Daughters are considered a blessing for parents. However, throughout history, a girl child is reminded repeatedly that she is the daughter of her in-laws, as after marriage she will have to leave her parents.

Anthropologists argue that primitive societies were matriarchal where power rested with the women. Today, however, we live in a patriarchal society where men have absolute power over everything, including women. Those patriarchal values are violently safeguarded by men and they expect conformity from women.

In a patriarchal systems, a son is considered to be a symbol of power and the same is rigorously taught to the women, since their birth. A woman having more daughters and no son is considered the weakest in such a society, and is often also looked down, or thought less of. Needless to say that this attitude is highly objectionable and contrary to the laws of nature. This traditional thought is imposed on women by the system created and sustained by men.

A woman is often expected to continue making babies, even if the number reaches ten girls, because the ultimate expected prize is the ‘son’.

Almost every girl, after the first one, is considered to be unwanted, as she came to the world instead of the boy the family was expecting to get. This is where the foundations of gender-based discrimination are laid.

From pregnancy till birth, the woman is traumatized by hearing people sentences like “may this time you have a boy”, or aske her to ‘pray for a boy’, or offer prayers for her to get a boy. This attitude reeks of patriarchism, where a woman is expected to give birth to a boy, as if she decides the gender of the children! Her health condition, her body and her feelings are no one’s priority. It is as if the woman is  a baby-making machine, and not a human being!

Ironically, some time women willingly go through this arduous life, because they have been socially conditioned to prioritize boys over girls, and they want to confirm with the biases of the society, often at the cos of their own health, and sometimes even life!

Under social pressure, a woman without a son considers herself the weakest and, in some cases, it becomes the reason for divorce or her husband has to remarry to get a boy child. There are cases where a woman who gives birth to more than two daughters is blamed and mistreated by her in laws. This social attitude pertains to power structures kept intact by the patriarchal system and women are conditioned to accept it and act accordinlgy.

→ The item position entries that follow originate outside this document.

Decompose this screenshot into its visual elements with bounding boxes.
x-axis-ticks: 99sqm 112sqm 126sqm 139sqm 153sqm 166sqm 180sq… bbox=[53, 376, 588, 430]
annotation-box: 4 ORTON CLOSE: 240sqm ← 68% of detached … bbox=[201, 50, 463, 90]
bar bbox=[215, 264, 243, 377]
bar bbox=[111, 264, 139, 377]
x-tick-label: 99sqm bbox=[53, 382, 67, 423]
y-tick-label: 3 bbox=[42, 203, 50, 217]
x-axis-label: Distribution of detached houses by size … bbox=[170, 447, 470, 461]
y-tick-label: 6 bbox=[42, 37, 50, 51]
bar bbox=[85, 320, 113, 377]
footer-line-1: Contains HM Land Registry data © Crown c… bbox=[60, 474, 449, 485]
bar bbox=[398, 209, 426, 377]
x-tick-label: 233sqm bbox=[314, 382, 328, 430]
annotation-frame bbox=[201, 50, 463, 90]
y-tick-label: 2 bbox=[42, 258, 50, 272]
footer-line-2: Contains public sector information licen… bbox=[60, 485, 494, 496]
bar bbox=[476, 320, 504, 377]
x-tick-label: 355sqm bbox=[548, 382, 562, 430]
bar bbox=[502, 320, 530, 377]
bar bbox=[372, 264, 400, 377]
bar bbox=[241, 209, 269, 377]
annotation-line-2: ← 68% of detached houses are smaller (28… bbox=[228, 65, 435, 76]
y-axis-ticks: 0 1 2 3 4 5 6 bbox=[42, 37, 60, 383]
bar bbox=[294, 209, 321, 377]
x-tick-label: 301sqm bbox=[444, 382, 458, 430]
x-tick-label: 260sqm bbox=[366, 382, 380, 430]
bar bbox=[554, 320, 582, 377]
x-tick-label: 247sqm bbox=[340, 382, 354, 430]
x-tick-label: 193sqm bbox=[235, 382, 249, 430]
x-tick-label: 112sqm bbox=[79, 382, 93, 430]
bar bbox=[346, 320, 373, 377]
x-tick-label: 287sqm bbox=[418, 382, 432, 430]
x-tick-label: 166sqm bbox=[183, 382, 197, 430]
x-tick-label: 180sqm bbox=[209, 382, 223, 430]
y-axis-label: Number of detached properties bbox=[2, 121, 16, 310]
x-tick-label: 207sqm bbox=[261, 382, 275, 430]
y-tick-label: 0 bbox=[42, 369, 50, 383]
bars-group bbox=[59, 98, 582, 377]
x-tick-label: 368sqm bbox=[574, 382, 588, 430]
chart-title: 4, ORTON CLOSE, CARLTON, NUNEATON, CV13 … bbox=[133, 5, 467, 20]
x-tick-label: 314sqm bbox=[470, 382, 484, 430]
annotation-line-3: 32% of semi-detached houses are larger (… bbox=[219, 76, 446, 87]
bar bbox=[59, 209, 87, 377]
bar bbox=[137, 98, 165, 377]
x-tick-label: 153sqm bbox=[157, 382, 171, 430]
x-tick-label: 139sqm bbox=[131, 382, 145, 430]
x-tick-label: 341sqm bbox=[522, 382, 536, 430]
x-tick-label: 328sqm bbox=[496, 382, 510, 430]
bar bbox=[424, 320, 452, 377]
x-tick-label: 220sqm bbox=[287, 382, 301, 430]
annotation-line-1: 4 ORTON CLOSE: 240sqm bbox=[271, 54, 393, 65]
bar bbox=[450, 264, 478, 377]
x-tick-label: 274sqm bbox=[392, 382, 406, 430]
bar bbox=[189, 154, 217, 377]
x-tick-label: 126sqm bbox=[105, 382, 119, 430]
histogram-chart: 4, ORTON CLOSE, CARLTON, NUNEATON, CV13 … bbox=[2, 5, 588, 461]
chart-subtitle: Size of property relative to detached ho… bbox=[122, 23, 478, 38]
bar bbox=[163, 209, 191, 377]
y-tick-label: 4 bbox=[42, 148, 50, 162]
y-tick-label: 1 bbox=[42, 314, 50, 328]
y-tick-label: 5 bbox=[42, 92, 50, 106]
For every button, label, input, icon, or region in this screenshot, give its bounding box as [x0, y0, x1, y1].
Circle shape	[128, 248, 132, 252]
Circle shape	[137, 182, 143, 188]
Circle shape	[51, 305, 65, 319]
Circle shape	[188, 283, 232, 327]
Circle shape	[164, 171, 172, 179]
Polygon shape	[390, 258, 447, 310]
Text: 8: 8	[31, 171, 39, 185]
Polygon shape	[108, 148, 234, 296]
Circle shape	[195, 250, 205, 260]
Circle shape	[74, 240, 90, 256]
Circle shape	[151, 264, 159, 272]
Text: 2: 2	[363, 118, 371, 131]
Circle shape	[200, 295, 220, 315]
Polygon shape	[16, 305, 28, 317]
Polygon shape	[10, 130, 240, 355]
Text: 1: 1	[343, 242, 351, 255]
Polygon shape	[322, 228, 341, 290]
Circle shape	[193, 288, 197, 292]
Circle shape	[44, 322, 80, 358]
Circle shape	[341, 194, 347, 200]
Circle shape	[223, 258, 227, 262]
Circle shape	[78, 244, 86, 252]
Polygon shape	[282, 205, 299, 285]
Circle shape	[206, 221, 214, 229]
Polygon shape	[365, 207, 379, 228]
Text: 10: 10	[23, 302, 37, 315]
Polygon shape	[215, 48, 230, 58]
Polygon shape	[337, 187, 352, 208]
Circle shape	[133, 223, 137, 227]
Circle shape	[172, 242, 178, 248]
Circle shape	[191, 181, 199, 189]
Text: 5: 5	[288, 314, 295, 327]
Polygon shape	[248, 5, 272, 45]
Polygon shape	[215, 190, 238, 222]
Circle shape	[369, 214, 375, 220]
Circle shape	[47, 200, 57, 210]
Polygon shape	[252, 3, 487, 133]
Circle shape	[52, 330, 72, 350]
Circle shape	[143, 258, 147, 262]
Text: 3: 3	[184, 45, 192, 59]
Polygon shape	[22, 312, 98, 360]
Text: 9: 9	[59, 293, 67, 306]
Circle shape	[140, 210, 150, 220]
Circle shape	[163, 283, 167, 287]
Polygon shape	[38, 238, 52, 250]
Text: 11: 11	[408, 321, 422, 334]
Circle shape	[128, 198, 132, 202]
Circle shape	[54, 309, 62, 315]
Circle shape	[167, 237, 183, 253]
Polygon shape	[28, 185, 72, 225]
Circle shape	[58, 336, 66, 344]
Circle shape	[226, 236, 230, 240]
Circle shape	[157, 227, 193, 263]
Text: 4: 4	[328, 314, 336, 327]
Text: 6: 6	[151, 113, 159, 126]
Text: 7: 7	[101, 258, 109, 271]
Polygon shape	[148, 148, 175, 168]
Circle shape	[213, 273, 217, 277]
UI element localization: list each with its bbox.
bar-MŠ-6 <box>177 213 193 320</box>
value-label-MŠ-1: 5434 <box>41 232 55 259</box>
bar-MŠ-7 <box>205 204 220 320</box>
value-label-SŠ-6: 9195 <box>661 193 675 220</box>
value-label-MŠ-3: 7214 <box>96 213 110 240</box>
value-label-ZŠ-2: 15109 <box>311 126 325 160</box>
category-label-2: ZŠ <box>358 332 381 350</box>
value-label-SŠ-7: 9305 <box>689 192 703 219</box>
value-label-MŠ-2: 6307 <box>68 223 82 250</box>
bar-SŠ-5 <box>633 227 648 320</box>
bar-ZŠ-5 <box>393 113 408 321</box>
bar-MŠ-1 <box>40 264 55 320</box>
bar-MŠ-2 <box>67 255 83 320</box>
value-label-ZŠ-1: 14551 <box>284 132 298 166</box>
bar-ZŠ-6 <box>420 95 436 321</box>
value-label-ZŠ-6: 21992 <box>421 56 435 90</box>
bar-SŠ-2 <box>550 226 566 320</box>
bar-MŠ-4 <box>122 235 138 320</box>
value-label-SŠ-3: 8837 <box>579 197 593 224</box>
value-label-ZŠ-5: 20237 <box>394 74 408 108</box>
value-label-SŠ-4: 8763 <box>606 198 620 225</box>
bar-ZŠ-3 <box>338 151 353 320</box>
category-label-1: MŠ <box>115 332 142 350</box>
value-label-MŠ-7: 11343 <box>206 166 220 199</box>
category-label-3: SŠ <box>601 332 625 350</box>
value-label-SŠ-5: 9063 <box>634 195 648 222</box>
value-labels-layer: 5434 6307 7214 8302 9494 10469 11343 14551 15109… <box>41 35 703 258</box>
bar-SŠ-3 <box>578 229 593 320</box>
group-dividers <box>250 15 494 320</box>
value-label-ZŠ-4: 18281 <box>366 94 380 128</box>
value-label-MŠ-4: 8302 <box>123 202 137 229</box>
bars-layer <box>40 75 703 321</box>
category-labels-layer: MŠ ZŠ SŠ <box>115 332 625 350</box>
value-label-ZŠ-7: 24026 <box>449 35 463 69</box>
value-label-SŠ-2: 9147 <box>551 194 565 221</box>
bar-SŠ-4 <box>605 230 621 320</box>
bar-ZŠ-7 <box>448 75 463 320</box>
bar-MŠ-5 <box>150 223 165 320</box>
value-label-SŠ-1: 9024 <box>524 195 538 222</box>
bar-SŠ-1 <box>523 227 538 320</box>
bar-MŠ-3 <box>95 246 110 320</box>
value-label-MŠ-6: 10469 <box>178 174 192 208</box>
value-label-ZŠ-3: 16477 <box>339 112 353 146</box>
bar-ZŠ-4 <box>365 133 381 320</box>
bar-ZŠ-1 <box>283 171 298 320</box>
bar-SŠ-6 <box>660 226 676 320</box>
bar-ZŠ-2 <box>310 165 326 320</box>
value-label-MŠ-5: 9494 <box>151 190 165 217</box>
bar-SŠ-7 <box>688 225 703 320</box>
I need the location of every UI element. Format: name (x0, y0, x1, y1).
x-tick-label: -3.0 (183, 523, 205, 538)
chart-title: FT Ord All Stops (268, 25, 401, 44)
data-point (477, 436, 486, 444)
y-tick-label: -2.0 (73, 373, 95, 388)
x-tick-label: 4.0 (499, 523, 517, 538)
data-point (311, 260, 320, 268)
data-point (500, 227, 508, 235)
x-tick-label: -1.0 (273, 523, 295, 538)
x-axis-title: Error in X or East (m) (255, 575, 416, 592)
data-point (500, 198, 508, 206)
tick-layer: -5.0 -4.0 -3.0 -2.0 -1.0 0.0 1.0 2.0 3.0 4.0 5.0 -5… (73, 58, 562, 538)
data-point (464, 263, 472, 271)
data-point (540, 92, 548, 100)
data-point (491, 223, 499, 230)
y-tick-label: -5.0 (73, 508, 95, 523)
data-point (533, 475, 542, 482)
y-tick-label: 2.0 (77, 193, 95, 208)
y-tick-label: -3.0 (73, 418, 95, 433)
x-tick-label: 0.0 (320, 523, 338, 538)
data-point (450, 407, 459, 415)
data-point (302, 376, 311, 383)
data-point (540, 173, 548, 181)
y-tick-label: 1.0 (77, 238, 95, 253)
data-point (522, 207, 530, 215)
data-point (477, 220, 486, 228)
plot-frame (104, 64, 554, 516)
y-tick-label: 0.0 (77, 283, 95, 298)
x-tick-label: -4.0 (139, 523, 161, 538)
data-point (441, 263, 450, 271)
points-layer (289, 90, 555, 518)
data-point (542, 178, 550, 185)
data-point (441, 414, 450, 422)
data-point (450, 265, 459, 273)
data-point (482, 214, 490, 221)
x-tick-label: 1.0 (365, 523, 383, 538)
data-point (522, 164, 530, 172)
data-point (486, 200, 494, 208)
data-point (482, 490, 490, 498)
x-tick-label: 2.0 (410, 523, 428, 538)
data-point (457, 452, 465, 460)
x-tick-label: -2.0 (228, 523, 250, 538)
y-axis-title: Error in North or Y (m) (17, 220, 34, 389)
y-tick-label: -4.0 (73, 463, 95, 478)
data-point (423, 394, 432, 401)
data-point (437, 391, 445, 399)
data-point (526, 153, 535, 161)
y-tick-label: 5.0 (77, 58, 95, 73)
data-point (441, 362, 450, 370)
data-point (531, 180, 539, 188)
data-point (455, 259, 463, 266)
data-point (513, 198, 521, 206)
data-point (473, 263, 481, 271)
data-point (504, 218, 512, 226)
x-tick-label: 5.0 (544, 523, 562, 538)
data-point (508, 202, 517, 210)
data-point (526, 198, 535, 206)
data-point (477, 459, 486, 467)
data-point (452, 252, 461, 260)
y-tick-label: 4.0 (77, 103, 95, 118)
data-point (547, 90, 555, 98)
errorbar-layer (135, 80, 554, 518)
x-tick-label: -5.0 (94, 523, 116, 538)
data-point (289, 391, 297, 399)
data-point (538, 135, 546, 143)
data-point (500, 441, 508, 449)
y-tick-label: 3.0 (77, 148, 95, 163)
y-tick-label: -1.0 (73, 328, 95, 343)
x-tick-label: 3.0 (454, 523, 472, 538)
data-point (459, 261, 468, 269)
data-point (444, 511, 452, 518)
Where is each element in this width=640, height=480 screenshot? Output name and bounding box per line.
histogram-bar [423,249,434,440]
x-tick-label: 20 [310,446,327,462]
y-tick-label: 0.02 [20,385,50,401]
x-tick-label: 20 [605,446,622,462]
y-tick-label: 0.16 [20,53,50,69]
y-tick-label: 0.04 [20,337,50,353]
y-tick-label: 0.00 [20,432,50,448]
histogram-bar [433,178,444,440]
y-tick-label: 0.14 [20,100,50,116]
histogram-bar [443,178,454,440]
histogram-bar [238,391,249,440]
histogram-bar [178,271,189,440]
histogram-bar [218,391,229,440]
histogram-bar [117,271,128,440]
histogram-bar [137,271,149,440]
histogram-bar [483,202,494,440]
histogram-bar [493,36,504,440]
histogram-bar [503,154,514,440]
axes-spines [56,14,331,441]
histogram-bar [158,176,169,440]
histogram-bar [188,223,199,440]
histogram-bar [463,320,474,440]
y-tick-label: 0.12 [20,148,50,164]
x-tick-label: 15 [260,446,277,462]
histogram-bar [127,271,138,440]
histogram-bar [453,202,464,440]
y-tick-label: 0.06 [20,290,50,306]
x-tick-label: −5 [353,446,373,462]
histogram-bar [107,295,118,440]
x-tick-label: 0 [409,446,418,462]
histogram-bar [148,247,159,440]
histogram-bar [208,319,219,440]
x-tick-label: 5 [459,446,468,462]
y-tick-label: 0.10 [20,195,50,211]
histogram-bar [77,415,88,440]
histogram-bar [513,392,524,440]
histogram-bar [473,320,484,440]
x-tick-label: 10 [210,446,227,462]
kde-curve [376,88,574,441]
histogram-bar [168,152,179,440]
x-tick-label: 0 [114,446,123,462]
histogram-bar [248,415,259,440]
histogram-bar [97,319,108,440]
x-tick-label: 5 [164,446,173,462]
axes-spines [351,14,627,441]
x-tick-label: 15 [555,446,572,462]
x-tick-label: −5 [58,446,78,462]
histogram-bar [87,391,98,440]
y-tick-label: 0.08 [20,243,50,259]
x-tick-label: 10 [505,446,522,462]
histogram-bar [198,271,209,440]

If we critically analyze the Wakhi traditions, stark gender discrimination can be observed in the way of treatment of children by parents and their families. For instance, when a boy child is born, the male members of the family start firing guns (Milteq kitaak) to express their excitement and happiness, but for the birth of a girl child there is no such event performed. Though it was rampant in the past and the situation has improved, but it is still practiced in villages. Weapon is associated with masculine power historically as well as in the contemporary world and the firing of the guns is an expression of masculinity and violence through which social imagination is shaped and sustained. 

There is another tradition called “Tagham” celebrated to kick off agricultural activities after long and harsh winters. There is a segment of this event called “Sek supunder khak” in which all the boys in the village (1-5 years old) are prepared like grooms and are made to touch the traditional tool used to plough the land which is again a symbolic representation of masculine power, or an initiation ceremony of sorts. This event is performed by men and the women have to prepare their food and for all including the spectators. Like many other cultures, agricultural activity is considered and represented through masculine symbols, ignoring or downplaying the contribution of women in agricultural activities.

There are numerous examples of such customs and traditions which need to be deconstructed and critically analyzed by a dynamic and progressive society. Culture is dynamic and it changes due to evolution of thought and expansion of social imagination. We need to change to be compatible with the society, instead of being tied ritually to problematic concepts and priorities of the past.